21st Nov 2016 09:08
LONDON (Alliance News) - Palace Capital PLC on Monday hiked its interim dividend by 29%, citing increased activity in the towns and cities in which it operates.
The commercial property investment company, which is focused mainly outside London, said its net asset value per share rose 1.2% over its first half ended September 30 to 419.00 pence from 414.00p at the end of March.
The group said its portfolio valuation rose to GBP184.8 million from GBP174.5 million, though this was not as large an increase as in the prior year.

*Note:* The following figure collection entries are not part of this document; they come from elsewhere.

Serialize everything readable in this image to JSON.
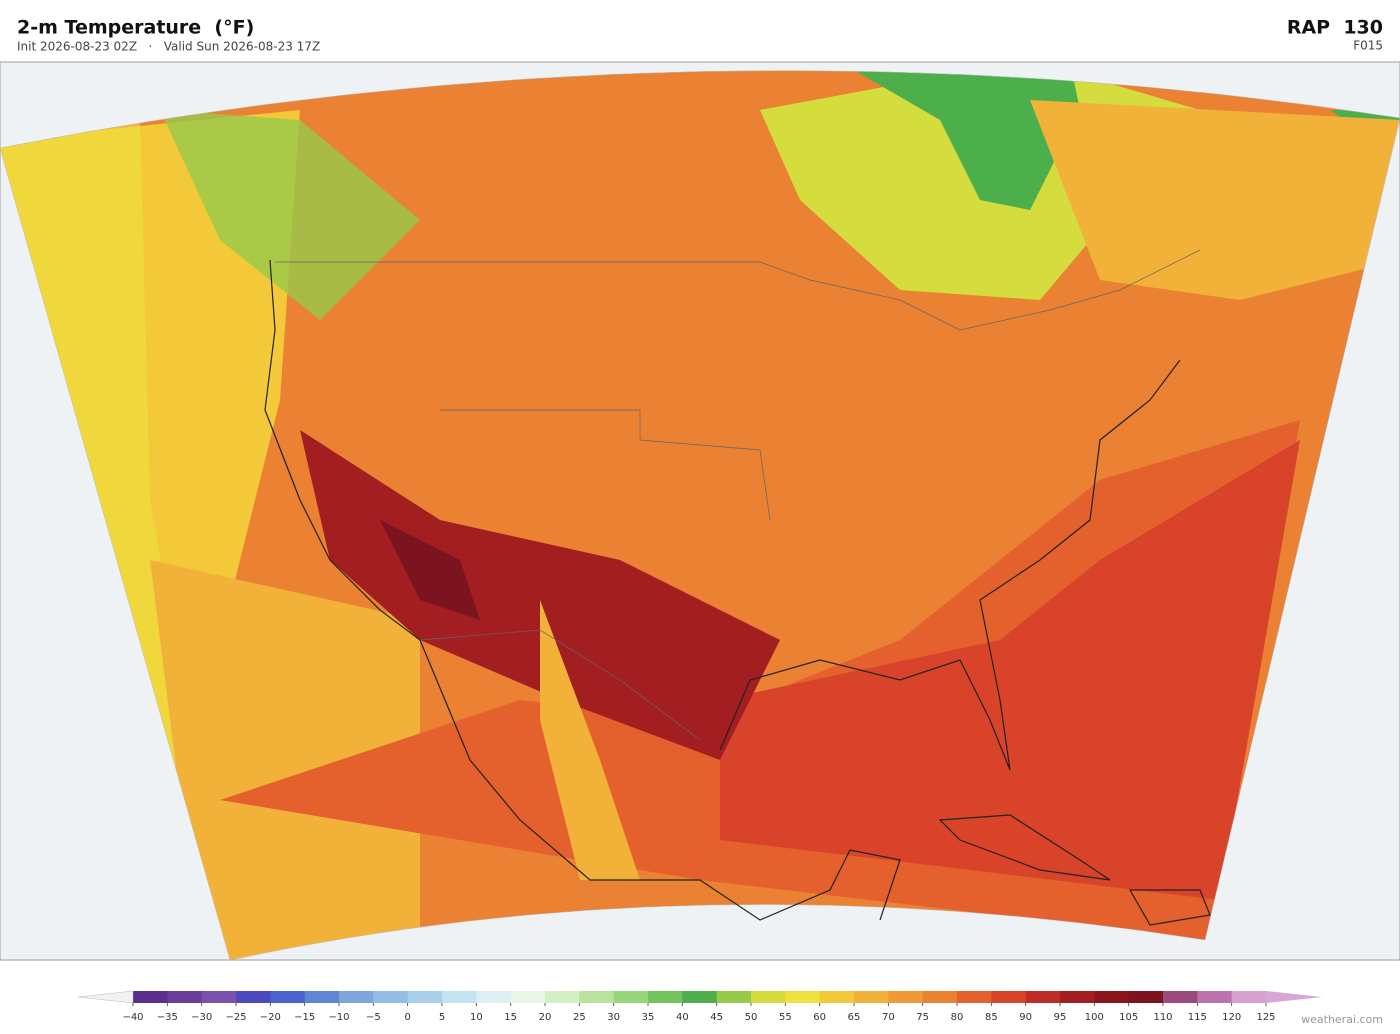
{
  "header": {
    "title": "2-m Temperature  (°F)",
    "subtitle": "Init 2026-08-23 02Z   ·   Valid Sun 2026-08-23 17Z",
    "model": "RAP  130",
    "forecast_hour": "F015"
  },
  "colorbar": {
    "ticks": [
      {
        "value": -40,
        "label": "−40"
      },
      {
        "value": -35,
        "label": "−35"
      },
      {
        "value": -30,
        "label": "−30"
      },
      {
        "value": -25,
        "label": "−25"
      },
      {
        "value": -20,
        "label": "−20"
      },
      {
        "value": -15,
        "label": "−15"
      },
      {
        "value": -10,
        "label": "−10"
      },
      {
        "value": -5,
        "label": "−5"
      },
      0,
      5,
      10,
      15,
      20,
      25,
      30,
      35,
      40,
      45,
      50,
      55,
      60,
      65,
      70,
      75,
      80,
      85,
      90,
      95,
      100,
      105,
      110,
      115,
      120,
      125
    ],
    "colors": [
      "#5b2d8e",
      "#6a3d9a",
      "#7b52ab",
      "#4b49c0",
      "#4b62cc",
      "#5f85d4",
      "#7fa6dc",
      "#93bde2",
      "#a9d0e8",
      "#c4e3f0",
      "#dcf0f4",
      "#e8f6e6",
      "#d3efc6",
      "#b9e39c",
      "#98d67a",
      "#72c35c",
      "#4caf4c",
      "#97c94a",
      "#d4dc3e",
      "#efe23d",
      "#f3c93a",
      "#f2b23a",
      "#ef9a37",
      "#ea8133",
      "#e4612d",
      "#d8432a",
      "#bf2b26",
      "#a31e21",
      "#8a161c",
      "#7c1420",
      "#9c4a7d",
      "#bb72ad",
      "#d7a2d0"
    ],
    "extend_colors": [
      "#f2f2f2",
      "#d9a6d4"
    ]
  },
  "footer": {
    "watermark": "weatherai.com"
  }
}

Palace reported a decline in net rental income for the period to GBP5.9 million from GBP7.5 million the prior year. However, the prior year had benefited from a one-off surrender premium of GBP3.0 million received from Gala Casinos Ltd, and stripping this out, net rental income had risen from GBP4.5 million.

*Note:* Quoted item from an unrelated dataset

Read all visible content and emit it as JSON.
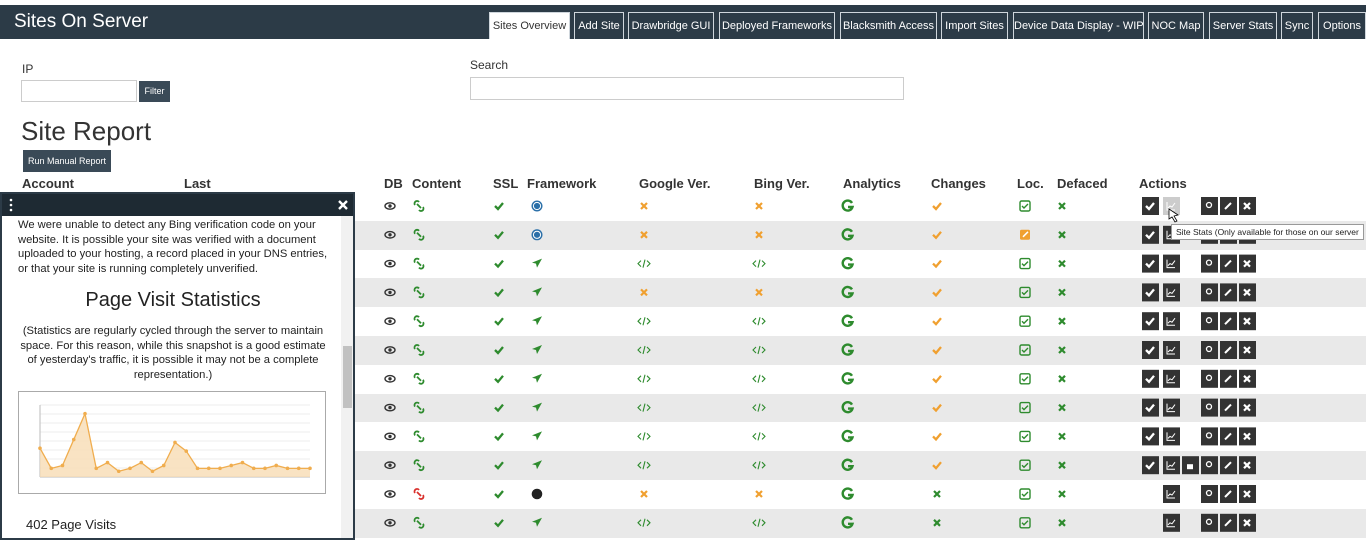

As such, pretax profit slipped to GBP3.9 million from GBP7.6 million, but Palace lifted its interim dividend to 9.00 pence per share from 7.00p per share the prior year.
Palace said it had not seen a negative impact on its portfolio from the EU referendum outcome, which it said "appears to be a London-focused issue", instead reporting "increased activity" in the towns and cities in which it operates, including Manchester and York.
"We are making headway on several of our strategic assets and with our policy of sourcing opportunities both directly and corporately, I continue to be very optimistic about our future," said Chairman Stanley Davis.
Shares in Palace were up 2.8% at 370.00p on Monday.